Exposure remains high in developing markets for digital payment providers, Murphy said, adding that this opens the door to public-private partnerships that can mitigate the initial risks of deploying financial technology, also known as “fintech”.

He explained that although fintech often has a disruptive effect on the financial industry, traditional regulated institutions will continue to play a crucial role in payments for the foreseeable future.

“You will not see scaled direct financial services that aren’t in some ways regulated,” he said.

“So I think fintech has a huge role to play, but it will always be at some level through the partnership with a bank.”

Arn Vogels, country manager and chief representative for MasterCard in Indochina, added that new technological products are facilitating financial inclusion and digital payments, though cash remains an essential part of any payment infrastructure.

He explained that solutions like QR codes, which can be scanned to make or receive payments on mobile devices, greatly reduce costs and increase convenience in sectors such as e-commerce.

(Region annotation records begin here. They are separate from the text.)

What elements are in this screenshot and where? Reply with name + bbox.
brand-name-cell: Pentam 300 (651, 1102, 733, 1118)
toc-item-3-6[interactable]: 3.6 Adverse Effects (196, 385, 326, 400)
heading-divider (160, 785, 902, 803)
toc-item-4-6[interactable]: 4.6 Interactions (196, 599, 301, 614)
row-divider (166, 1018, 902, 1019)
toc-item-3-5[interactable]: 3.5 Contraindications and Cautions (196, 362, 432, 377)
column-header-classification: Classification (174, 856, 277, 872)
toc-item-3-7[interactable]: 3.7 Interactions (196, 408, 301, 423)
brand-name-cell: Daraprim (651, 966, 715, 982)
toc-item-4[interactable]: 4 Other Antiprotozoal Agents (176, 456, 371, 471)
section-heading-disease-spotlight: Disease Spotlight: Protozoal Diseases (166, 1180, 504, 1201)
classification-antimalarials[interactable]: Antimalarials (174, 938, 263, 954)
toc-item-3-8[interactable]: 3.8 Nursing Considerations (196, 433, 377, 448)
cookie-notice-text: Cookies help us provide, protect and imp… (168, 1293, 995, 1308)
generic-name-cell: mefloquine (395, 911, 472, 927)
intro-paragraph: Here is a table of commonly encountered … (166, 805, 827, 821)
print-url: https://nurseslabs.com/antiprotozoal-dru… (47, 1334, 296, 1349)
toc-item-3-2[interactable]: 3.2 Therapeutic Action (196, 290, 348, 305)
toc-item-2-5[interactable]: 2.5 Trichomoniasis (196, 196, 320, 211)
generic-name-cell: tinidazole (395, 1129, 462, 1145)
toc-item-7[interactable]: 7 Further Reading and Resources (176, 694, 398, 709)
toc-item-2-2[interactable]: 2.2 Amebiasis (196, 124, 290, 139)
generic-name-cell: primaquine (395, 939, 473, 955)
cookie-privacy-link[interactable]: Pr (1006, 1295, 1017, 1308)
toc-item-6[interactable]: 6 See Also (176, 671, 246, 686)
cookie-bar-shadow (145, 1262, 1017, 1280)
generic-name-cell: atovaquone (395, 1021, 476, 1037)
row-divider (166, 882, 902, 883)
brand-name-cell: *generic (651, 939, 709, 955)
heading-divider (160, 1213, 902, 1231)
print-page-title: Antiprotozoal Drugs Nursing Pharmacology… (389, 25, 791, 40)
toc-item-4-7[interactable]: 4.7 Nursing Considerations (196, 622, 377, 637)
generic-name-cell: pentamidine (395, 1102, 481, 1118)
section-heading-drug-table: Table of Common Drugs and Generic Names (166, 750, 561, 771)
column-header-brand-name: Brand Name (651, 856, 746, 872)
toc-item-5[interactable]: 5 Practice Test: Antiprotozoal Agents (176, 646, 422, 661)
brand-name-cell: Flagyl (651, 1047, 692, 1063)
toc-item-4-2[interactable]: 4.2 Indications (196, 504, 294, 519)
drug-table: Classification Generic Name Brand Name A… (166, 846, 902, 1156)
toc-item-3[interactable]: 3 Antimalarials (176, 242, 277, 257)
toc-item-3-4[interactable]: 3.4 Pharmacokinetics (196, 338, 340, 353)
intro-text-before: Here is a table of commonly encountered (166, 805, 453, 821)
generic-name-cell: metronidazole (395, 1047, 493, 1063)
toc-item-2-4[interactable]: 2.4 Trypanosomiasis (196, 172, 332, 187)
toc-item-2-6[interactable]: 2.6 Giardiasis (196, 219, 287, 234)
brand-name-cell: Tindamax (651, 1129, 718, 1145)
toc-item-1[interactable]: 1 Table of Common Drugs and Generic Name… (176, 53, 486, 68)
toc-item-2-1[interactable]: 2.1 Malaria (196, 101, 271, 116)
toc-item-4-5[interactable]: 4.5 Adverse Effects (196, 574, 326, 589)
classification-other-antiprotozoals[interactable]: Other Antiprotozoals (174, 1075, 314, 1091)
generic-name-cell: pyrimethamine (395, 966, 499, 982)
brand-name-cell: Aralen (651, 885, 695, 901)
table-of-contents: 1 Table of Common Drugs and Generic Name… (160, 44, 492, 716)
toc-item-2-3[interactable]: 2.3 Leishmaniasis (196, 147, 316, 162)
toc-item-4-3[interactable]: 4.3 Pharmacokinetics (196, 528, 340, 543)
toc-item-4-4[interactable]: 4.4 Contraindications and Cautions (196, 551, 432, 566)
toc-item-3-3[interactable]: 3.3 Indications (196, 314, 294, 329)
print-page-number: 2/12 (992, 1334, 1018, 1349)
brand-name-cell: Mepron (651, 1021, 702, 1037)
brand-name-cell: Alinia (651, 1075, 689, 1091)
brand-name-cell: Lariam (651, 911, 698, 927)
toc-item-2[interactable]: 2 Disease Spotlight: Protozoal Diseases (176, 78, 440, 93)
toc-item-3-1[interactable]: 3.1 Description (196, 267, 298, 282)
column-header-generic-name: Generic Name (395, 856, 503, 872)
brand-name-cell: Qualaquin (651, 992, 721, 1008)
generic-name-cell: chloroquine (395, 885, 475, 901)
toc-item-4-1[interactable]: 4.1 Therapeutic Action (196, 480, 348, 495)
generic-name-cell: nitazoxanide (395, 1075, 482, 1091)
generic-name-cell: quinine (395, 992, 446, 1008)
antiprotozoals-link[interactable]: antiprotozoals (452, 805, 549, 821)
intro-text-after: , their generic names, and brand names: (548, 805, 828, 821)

“Commerce is very fragmented around Southeast Asia with a lot of family-owned businesses where putting a traditional point-of-sale terminal that costs $300 or $400 is not economically viable,” he said.

“Digital payments like QR are an excellent alternative because printing a QR code does not cost anything, or very little.”

This is where a large space exists for local fintech players, who through technology are able to bridge the gap between banks and SMEs, allowing consumers access to the digital economy, Vogels explained.

“Take Wing in this country as an example,” he said.

“It started as a domestic remittance program and it is now clearly expanding and will open up network opportunities for companies like us working with them.”

Speaking during a WEF panel on digital payments on Friday, In Channy, president and group managing director of Acleda Bank, noted that there are three main barriers to the widespread adoption of e-commerce in Cambodia.

He cited inadequate consumer education, lack of regulation and the limited reach of institutional financial networks.

Channy added that in order to implement successful change, there needs to be more integration among the market players rather than having each actor pursue their objectives independently, as is often the case.

“There are many providers who say, ‘This is my know-how, I will develop by myself and I will work alone’,” he said.